When the Supreme Court weakened the Voting Rights Act last month, Chief Justice John Roberts argued that it was wrong to penalize states today for what happened in the past.
Roberts’ opinion effectively freed all or parts of 15 states with a history of racial discrimination from having to get advanced federal approval for any election procedure.
In a deeply divided 5-4 vote, the Supreme Court ruled last month that a key provision of the landmark Voting Rights Act cannot be enforced unless Congress comes up with an up-to-date formula for deciding which states and localities still need federal monitoring.
The justices said the law Congress most recently renewed in 2006 relies on 40-year-old data that does not reflect racial progress and changes in U.S. society.
While the court did not throw out the advance approval requirement of the law, the court’s decision effectively gutted the heart of the law.
The five justices of the Supreme Court that disabled the Voting Rights Act seem not to understand that voter discrimination and suppression is still an issue in America today.
While the election and re-election of President Obama is used by some conservatives as a reason why the Voting Rights Act should be changed the president issued a statement immediately after the court’s decision opposing the ruling:
“As a nation, we’ve made a great deal of progress towards guaranteeing every American the right to vote. But, as the Supreme Court recognized, voting discrimination still exists. And while today’s decision is a setback, it doesn’t represent the end of our efforts to end voting discrimination. I am calling on Congress to pass legislation to ensure every American has equal access to the polls. My Administration will continue to do everything in its power to ensure a fair and equal voting process.”
A recent article in the New York Times headlined, “After Ruling, States Rush to Enact Voting Laws,” point to new efforts of voter suppression.
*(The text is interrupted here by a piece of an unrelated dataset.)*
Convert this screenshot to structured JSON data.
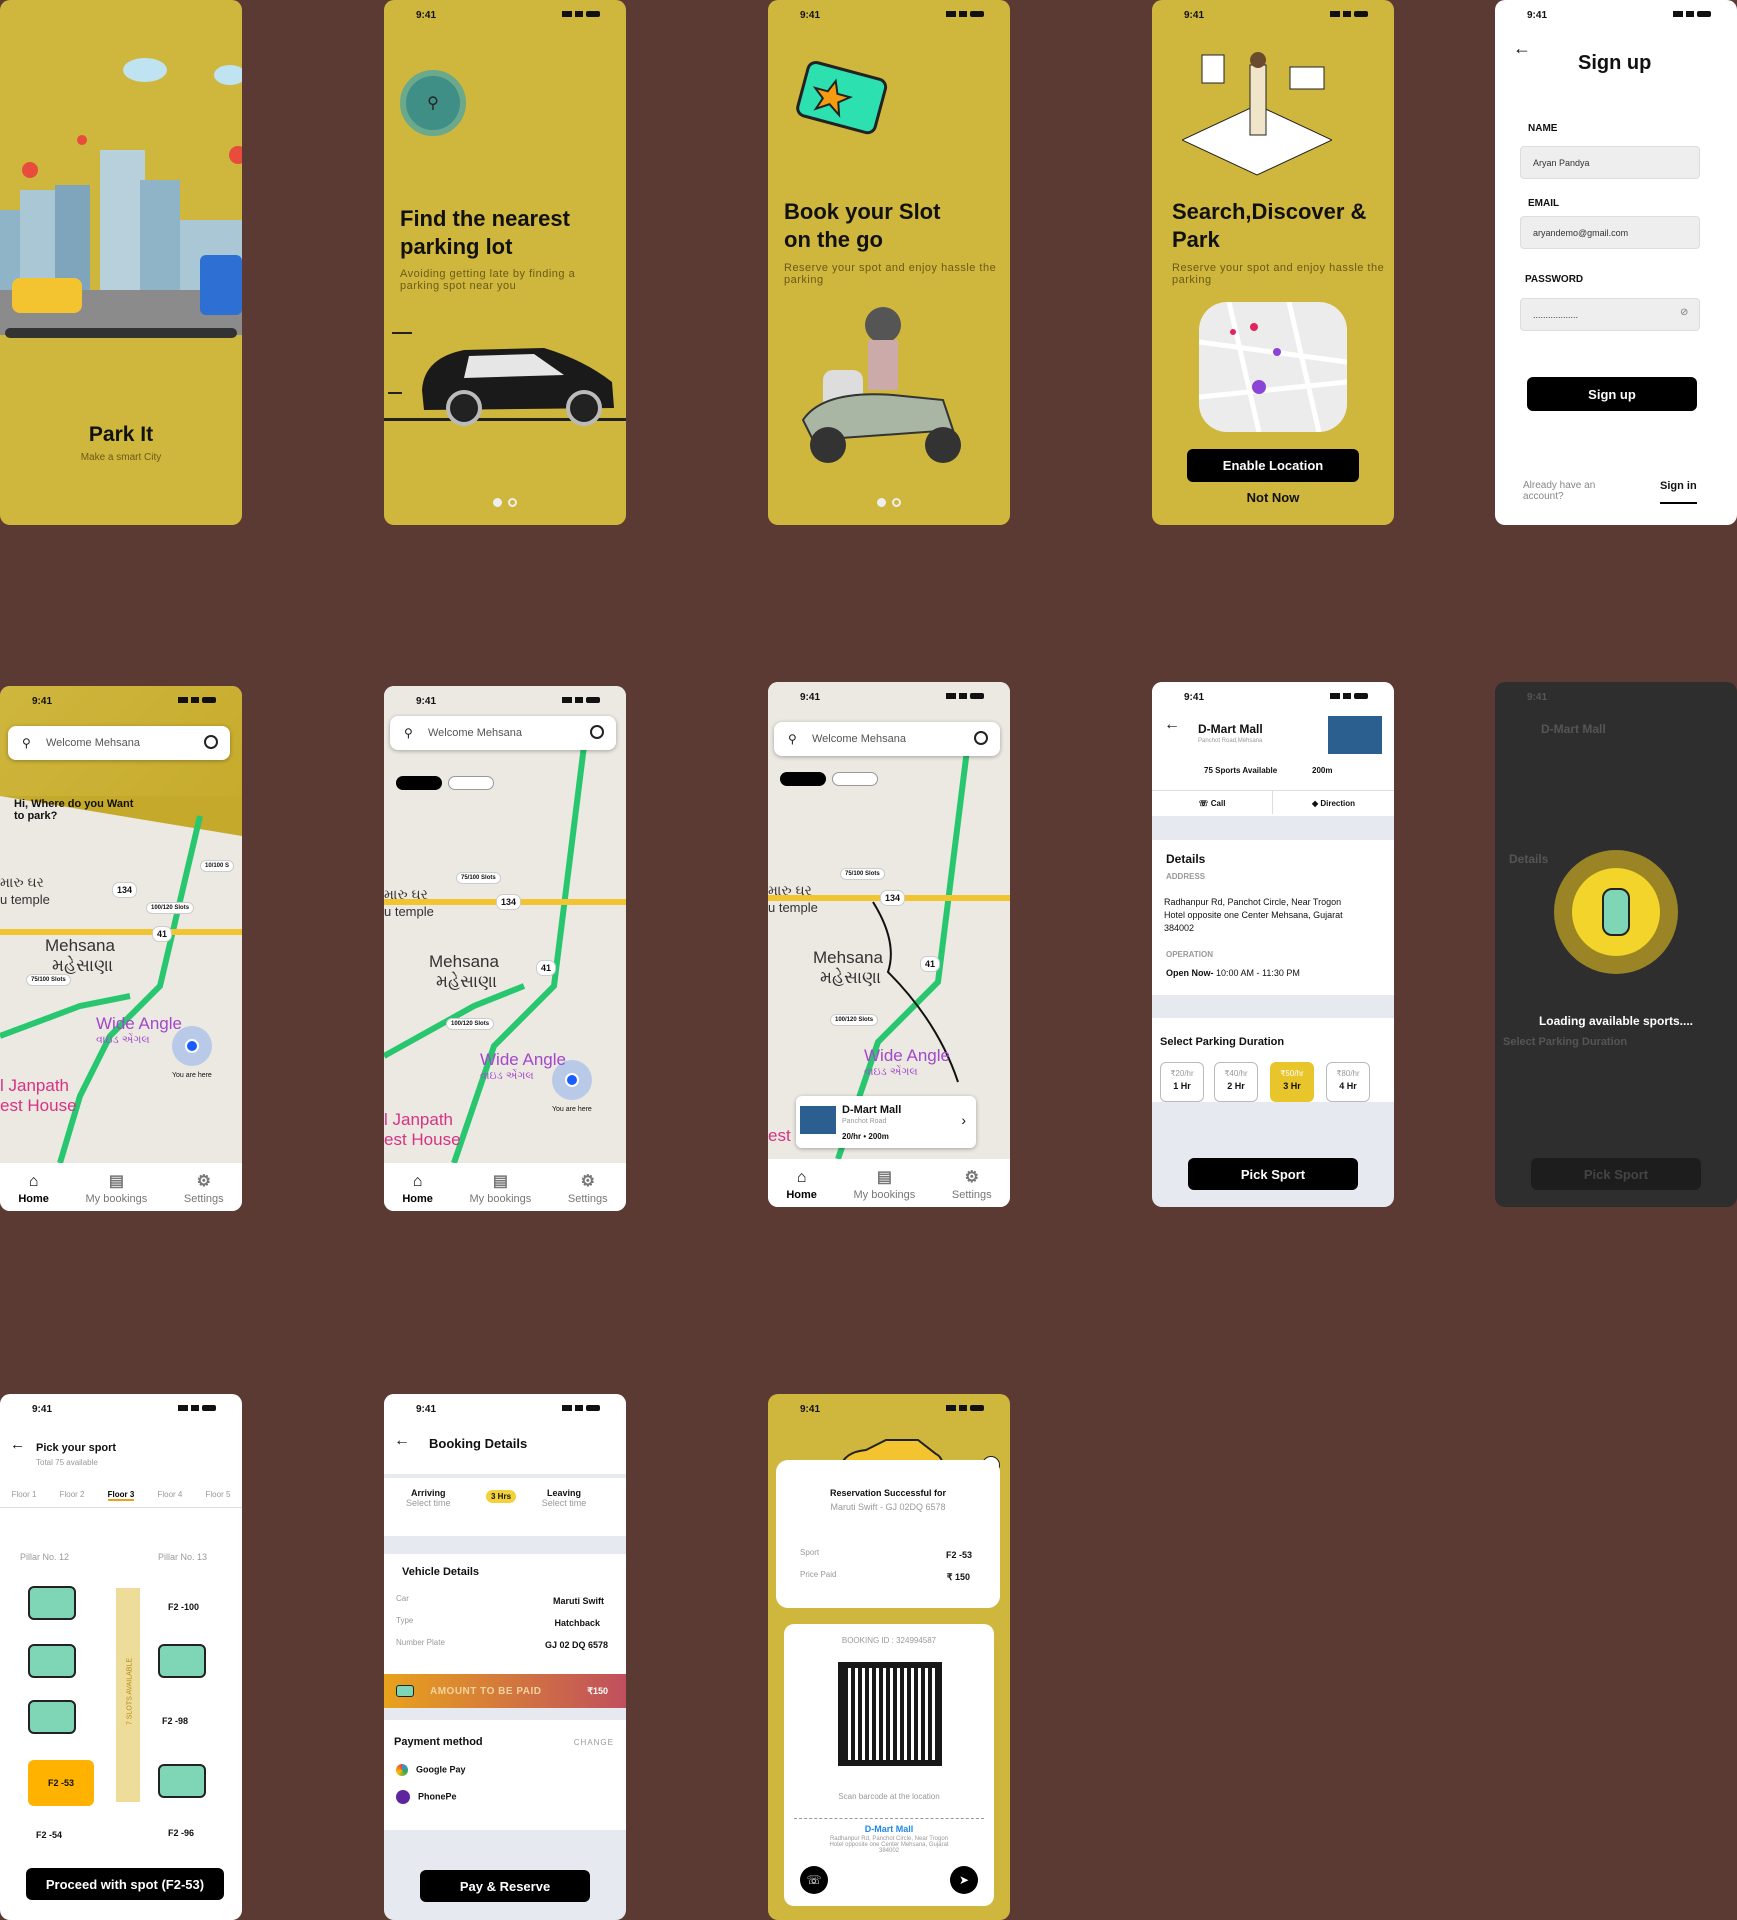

“State officials across the South are aggressively moving with ahead with new laws requiring voters to show photo identification at the polls after the Supreme Court decision striking down a portion of the Voting Rights Act,” read the article.
“The Republicans who control state legislatures throughout the region say such laws are needed to prevent voter fraud. But such fraud is extremely rare, and Democrats are concerned that the proposed changes will make it harder for many poor voters and members of minorities—who tend to vote Democratic—to cast their ballots in states that once discriminated against Black voters with poll taxes and literacy tests.”
In addition to new laws requiring voters to show photo identification in the south, Pennsylvania and other states, Republican state lawmakers are also pushing efforts to reduce early voting and make registration more difficult.
Most of these efforts were blocked in the 2012 presidential election, in state or federal courts. However, the recent Supreme Court has sparked a renewed effort at voter suppression efforts.
These new voter suppression efforts should concern all Americans because the right to vote is fundamental to democracy.
We urge readers to write to congress to ask for quick action to determine which states should be covered by the Voting Rights Act in the future.